Theorems on the implicit functions

1) Theorem of Dynes :

It is g : To® " , To opened of "² . We suppose that :

to) g e g_y they are continuous in To.

b) in point x₀ , y₀ ? To one has g(x₀ , y₀) = 0 and g_y (x₀ , y₀) ¹ 0.

_{a 0}around exist U ofx and an only function f : U® " , continues in U, such that y₀ = f(x₀) and that g(x, f(x)) = 0 for every x ? U.

If moreover g_x are continuous in To f he is derivabile in U and it is worth the formula " x ? U.

The scope is that one to bring back itself to being able to apply the theorem of the zeroes on an opportune interval (If a defined continuous function on an interval [ a,b ] assumes to its extreme not null values and of opposite sign, then f admits at least one zero y ? (a,b)) For the location of the interval applies the theorem of the permanence of the sign to the g_y that we would suppose positive g_y (x₀ , y₀) > 0 (if then f(x) > 0 definitively for x ® x₀ where the term definitively indicates that the property is valid for every x pertaining at least one around of x₀ with x ¹ x₀ .)

therefore the function of single y g(x_{the 0} ,y) is closely increasing and since g(x₀ , y₀) = 0 necessarily will be

g(x₀ , y₀ - b) < 0 e g(x₀ , y₀ b) > 0, moreover analogous relations are not only worth in x₀ but also in one wrap

[ x₀ - d , x₀ d]. To this point choosing xa pertaining to this wraps for the theorem of the zeroes will have to exist a y such that g(x , y) = 0 replacing and = b obtain that f it is continuous in you wrap [ x₀ - d , x₀ d].

In order to demonstrate the formula the theorem of the valor is used medium (If f it is continuous in [ a,b ] and derivabile in (to, b) exists one such point c that ) is had therefore g(x, y) - g(x,y) = 0 = g_x(x,h)(x-x) g_y(x,h)(y-y)

from which is obtained.

2) Theorem of Dynes in more than 2 variable ones:

It is g : To® " , To opened of "^{n 1} . We suppose that :

to) g e g_y they are continuous in To.

b) in point x⁰ , y₀ ? To x are hadg(⁰ , y₀) = 0 and g_y (x⁰ , y₀) ¹ 0.

^{a 0}around exist U ofx and an only function f : U® " , continues in U, such that y₀ = f(x⁰) and that g(x , f(x)) = 0 per every x ? U.

If moreover g_x1 ,.., g_xn is continuous in To f is derivabile in U and it is worth the formula " x ? U

Analogous demonstration to that it is had in the three-dimensional case.

3) Theorem of Dynes for systems:

It is g : To® "^m , To opened of "^{m n} . We suppose that :

to) g he is derivabile in To.

b) in point (x⁰ , y⁰) ? To x are hadg(⁰ , y⁰) = 0 and det D_yg (x⁰ , y⁰) ¹ 0.

exist one around V of x⁰ and an only such function y = f(x) that f is derivabile in V ed y⁰ = f(x⁰) and that g(x , f(x)) = 0 per every x ? V. Moreover is worth the formula .

Being :

4) Theorem of Lagrange:

They are f,g derivabili in an open X of "² and is (x₀ , y₀) a regular point for and₀ = {(x,y) ? "² : g(x, y)=0}

(x₀ , y₀) are a bound critical ₀and point > $ such a real number l that `f(x₀ , y₀) = l `g(x₀ , y₀)

Be a matter of a bound critical point (a regular point for which the derivative of f in tangent direction to the tie) the gradient of f is cancelled it will have to be normal to the tangent therefore as of the rest gradient of g must happen for the carrier.

? From the equation it follows that the gradient of f is normal to together and₀ in point (x₀ , y₀) and therefore the point is critical bound.

5) Method of the multipliers of Lagrange:

to) it is necessary to characterize the singular points of the tie.

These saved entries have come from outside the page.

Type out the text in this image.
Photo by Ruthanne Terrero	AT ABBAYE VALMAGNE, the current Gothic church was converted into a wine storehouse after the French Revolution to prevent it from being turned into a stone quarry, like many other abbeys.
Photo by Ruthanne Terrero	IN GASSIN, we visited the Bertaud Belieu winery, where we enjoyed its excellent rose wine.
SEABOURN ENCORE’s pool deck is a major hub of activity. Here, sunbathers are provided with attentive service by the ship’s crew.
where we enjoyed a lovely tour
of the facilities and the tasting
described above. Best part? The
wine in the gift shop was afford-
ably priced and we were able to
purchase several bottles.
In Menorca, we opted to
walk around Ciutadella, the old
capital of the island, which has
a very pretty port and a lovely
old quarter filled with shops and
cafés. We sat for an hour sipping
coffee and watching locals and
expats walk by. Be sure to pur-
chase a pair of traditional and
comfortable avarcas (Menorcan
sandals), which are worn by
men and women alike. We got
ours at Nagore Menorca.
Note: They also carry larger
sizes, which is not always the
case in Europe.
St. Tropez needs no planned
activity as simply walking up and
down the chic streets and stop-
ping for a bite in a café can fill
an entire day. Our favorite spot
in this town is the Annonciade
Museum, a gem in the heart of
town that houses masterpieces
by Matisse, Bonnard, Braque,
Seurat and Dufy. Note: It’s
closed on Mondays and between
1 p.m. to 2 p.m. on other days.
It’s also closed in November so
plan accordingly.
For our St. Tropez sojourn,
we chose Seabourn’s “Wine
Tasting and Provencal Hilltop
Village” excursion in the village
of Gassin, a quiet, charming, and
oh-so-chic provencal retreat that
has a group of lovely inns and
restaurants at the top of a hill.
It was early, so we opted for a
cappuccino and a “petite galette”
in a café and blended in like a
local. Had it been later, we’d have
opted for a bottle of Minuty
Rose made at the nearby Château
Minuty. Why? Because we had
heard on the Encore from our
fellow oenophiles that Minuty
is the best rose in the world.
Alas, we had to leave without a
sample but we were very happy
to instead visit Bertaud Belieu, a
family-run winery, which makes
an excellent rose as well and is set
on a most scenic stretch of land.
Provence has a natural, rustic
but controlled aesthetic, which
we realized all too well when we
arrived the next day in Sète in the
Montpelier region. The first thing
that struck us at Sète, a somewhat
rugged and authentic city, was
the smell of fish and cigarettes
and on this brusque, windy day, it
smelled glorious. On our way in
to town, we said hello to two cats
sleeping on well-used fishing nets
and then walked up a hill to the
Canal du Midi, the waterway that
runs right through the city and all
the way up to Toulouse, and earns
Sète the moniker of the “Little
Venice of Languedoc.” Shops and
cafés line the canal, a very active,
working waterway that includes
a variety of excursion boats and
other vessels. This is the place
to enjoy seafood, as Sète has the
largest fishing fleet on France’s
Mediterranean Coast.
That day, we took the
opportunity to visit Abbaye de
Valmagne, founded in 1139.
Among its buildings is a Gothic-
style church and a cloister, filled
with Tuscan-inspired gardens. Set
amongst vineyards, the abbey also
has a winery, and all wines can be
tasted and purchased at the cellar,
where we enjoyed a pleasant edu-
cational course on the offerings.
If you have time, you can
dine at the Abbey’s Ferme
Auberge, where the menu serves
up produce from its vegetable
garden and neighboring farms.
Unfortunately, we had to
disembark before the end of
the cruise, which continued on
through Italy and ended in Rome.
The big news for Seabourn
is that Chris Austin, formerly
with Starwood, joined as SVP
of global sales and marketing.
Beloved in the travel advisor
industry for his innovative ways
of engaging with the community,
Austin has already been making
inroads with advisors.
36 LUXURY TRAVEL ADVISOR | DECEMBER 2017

Enough to set up the determining Jacobiano and to impose that it is null.

b) the free ends of the lagrangiana are characterized.

c) the nature of the estremanti points is obtained from the study of the derivatives of the implicit function which are gained or through the theorem of Dynes or the symbolic derivative of composed function.